(Originally published April 14, 2009)
Wow. It has seriously been a long time since I posted a literature commentary…things have just been crazy with debate, schoolwork, etc. From now on I think I’ll keep these commentaries confined to works of classic literature only…so no more thriller reviews. 😉
Having seeing Chaucer’s classic “Canterbury Tales” on numerous “reading lists for college-bound students,” I figured it was time to read this work of poetry. After reading numerous “lighter” books, it was high time I once again enjoyed a classic.
“The Canterbury Tales” has gotten some bad press due to a few of the bawdier elements in some of the stories. Medieval crudities and adult humor are certainly present in several of the tales – most notably the “Miller’s Tale” and the “Reeve’s Tale.” These shortcomings, however, are more than overcome by the surpassing beauty of some of Chaucer’s other tales, especially the “Knight’s Tale” and the “Franklin’s Tale.”
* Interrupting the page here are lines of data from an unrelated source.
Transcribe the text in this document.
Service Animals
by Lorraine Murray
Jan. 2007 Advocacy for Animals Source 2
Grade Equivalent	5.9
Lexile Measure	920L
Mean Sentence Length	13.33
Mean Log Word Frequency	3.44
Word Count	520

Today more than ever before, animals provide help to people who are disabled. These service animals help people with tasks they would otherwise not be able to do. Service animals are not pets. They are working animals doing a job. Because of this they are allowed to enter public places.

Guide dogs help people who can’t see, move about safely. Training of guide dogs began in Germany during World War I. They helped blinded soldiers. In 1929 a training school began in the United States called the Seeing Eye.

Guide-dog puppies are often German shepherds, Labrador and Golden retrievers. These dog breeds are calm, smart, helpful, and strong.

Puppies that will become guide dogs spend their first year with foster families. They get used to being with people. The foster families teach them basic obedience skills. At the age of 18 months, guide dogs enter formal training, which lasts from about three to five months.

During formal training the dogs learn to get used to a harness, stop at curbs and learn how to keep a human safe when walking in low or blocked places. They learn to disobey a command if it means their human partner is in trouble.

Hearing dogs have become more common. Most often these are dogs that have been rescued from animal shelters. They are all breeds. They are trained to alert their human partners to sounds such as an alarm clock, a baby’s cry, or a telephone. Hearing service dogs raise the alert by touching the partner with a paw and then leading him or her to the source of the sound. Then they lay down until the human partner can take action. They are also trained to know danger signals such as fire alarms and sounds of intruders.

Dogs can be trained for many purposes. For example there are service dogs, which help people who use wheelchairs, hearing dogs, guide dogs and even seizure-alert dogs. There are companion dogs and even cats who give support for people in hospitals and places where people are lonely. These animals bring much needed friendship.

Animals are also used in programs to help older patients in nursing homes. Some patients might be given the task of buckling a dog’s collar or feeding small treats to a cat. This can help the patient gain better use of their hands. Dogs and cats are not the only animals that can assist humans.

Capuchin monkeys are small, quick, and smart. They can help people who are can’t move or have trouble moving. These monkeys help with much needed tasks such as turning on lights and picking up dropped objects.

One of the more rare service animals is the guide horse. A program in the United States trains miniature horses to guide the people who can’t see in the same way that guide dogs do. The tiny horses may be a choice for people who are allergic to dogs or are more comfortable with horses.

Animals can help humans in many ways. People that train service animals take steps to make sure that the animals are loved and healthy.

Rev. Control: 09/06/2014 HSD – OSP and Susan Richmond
Here’s an excerpt from the “Knight’s Tale” (and yes, this is the same “Knight’s Tale” from which Philip Rosenberger and Ethan Bonin derived their Duo last year 😉 ):
“Up spring the spears to twenty foot in height
Out go the long-swords flashing silver-bright
Hewing the helmets as they shear and shred
Out bursts the blood in streams of sternest red…”
As you can see, Chaucer doesn’t hold for any fluff about flowers and trees and the sun – his work is about the reality of medieval life, both good and bad.
Religion – more specifically the Christian faith – plays a prominent role in many of Chaucer’s stories. For the most part (with one exception), Christianity is treated with dignity and respect, and moral lessons play a large role in many of the tales. This is a fascinating look into the minds of medieval townspeople from all walks of life, and is perhaps the most interesting element of the “Canterbury Tales’
So is this book worth your time? Probably so, especially for fans of medievalism like myself. Do be aware that some of the stories are certainly not appropriate for most readers (in other words, skip the “Miller’s Tale” the “Reeve’s Tale” and the “Merchant’s Tale”). Duly warned, it is possible to richly enjoy Chaucer as one of medieval literature’s grandest poets.
A work of exquisite poetry marred by some bawdy elements.